Estoy en ese mismo sitio donde, hace 26 años, la alegría de un mexicano abrazado a su pareja extinguió la flama que honra a los soldados franceses caídos en las guerras. Subrayo la nacionalidad porque Rodrigo Rafael Ortega lo hizo a gritos para celebrar la derrota del representativo tricolor por 2 a 1, propinada por Alemania en los octavos de finales del Mundial de Futbol.

Estoy seguro de que, en ese entonces, el joven Rodrigo no tenía la menor idea de la canción de Jorge Negrete con la que muchos hallaron identidad: Yo soy mexicano y orgullo lo tengo / Nací despreciando la vida y la muerte / Y si echo bravatas, también las sostengo.

En cambio, creo que él sabía que su chorro de orines estaba agrediendo la heroicidad de miles de hombres que pelearon en cruentas reyertas y, sobre todo, en los cielos franceses invadidos por los alemanes durante la Segunda Guerra Mundial.
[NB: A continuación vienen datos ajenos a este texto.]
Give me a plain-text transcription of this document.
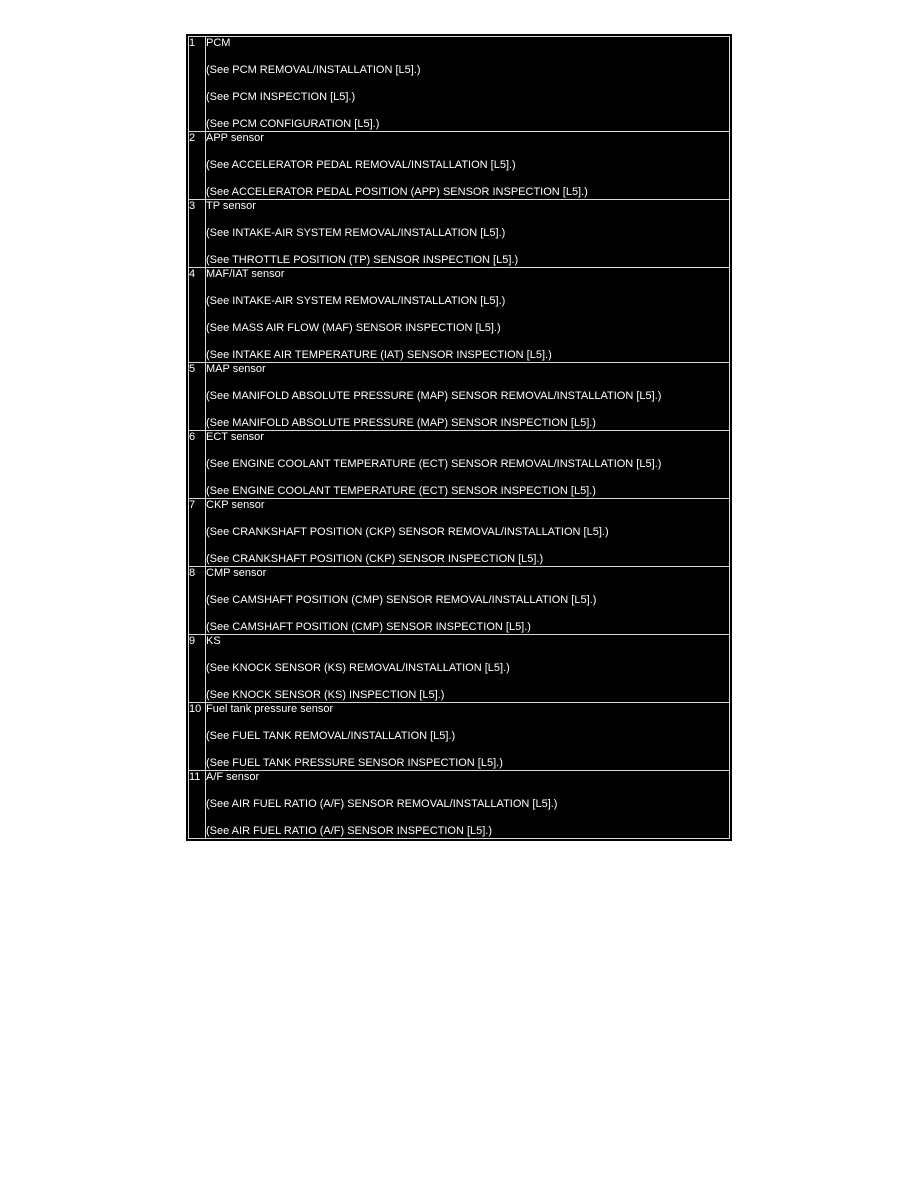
1	PCM
(See PCM REMOVAL/INSTALLATION [L5].)
(See PCM INSPECTION [L5].)
(See PCM CONFIGURATION [L5].)

2	APP sensor
(See ACCELERATOR PEDAL REMOVAL/INSTALLATION [L5].)
(See ACCELERATOR PEDAL POSITION (APP) SENSOR INSPECTION [L5].)

3	TP sensor
(See INTAKE-AIR SYSTEM REMOVAL/INSTALLATION [L5].)
(See THROTTLE POSITION (TP) SENSOR INSPECTION [L5].)

4	MAF/IAT sensor
(See INTAKE-AIR SYSTEM REMOVAL/INSTALLATION [L5].)
(See MASS AIR FLOW (MAF) SENSOR INSPECTION [L5].)
(See INTAKE AIR TEMPERATURE (IAT) SENSOR INSPECTION [L5].)

5	MAP sensor
(See MANIFOLD ABSOLUTE PRESSURE (MAP) SENSOR REMOVAL/INSTALLATION [L5].)
(See MANIFOLD ABSOLUTE PRESSURE (MAP) SENSOR INSPECTION [L5].)

6	ECT sensor
(See ENGINE COOLANT TEMPERATURE (ECT) SENSOR REMOVAL/INSTALLATION [L5].)
(See ENGINE COOLANT TEMPERATURE (ECT) SENSOR INSPECTION [L5].)

7	CKP sensor
(See CRANKSHAFT POSITION (CKP) SENSOR REMOVAL/INSTALLATION [L5].)
(See CRANKSHAFT POSITION (CKP) SENSOR INSPECTION [L5].)

8	CMP sensor
(See CAMSHAFT POSITION (CMP) SENSOR REMOVAL/INSTALLATION [L5].)
(See CAMSHAFT POSITION (CMP) SENSOR INSPECTION [L5].)

9	KS
(See KNOCK SENSOR (KS) REMOVAL/INSTALLATION [L5].)
(See KNOCK SENSOR (KS) INSPECTION [L5].)

10	Fuel tank pressure sensor
(See FUEL TANK REMOVAL/INSTALLATION [L5].)
(See FUEL TANK PRESSURE SENSOR INSPECTION [L5].)

11	A/F sensor
(See AIR FUEL RATIO (A/F) SENSOR REMOVAL/INSTALLATION [L5].)
(See AIR FUEL RATIO (A/F) SENSOR INSPECTION [L5].)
Pero si Rodrigo no lo sabía, lo cual también es posible, exhibió no sólo su ignorancia y falta de respeto, también mostró una impronta del tipo de mexicano que irrumpe en la fiesta con cualquier pretexto, hasta para festejar su inferioridad creyéndose superior al otro, es decir, inventando una epopeya y saliendo airoso de ella. Mostrando resentimiento a carcajadas, así como el cómico Garrik aunque, en contraste, él guardaba tristeza y no rencor en su alma.

Tsss… la llama quedó extinguida y apenas se observó un manto pequeño de humo negro. La explosión de risa, en cambio, invadió la atmósfera como fuego pirotécnico. “México lindo y querido, si muero lejos de ti…”

Rodrigo y su novia todavía tuvieron un par de días para el jolgorio, antes de ser detenidos por la policía. Ellos habían ido a París a defender la patria que, como en el cuadro de Delacroix, guió a sus hijos para decirle al mundo que, altanera preciosa y orgullosa, la biquina no conoce el amor.

No importa que México hubiera perdido como otras veces, en 1978 por goleada, en 1986 en penaltis y en otros tantos encuentros. O más bien, sí importa: hay que lavar la afrenta porque ellos desconocen que como México no hay dos (ni como Francia y Alemania, aunque ese es asunto de los franceses, no nuestro).

Y aquí, en el Arco del Triunfo, la Plaza de la Concordia o caminando en el Sena, los hijos de Moctezuma vienen a honrar sus tierras ignotas. Si ellos le quemaron los pies al emperador, nosotros les meamos su orgullo en un estrafalario apotegma impregnado de paz: “¡Viva México, cabrones!”.

Ya después vinieron las disculpas de la diplomacia azteca y los dos mexicanos prestos al grito de guerra regresaron al país. Misión cumplida, apoyaron al equipo de todos, comprendieron que ellos no son nadie para exigirle nada a sus jugadores pues ellos no han tocado el balón en toda su vida ni han ganado siquiera a las canicas.

Rodrigo y su novia son la llama encendida del mexicano que, en la amargura de la fiesta, celebra sus derrotas.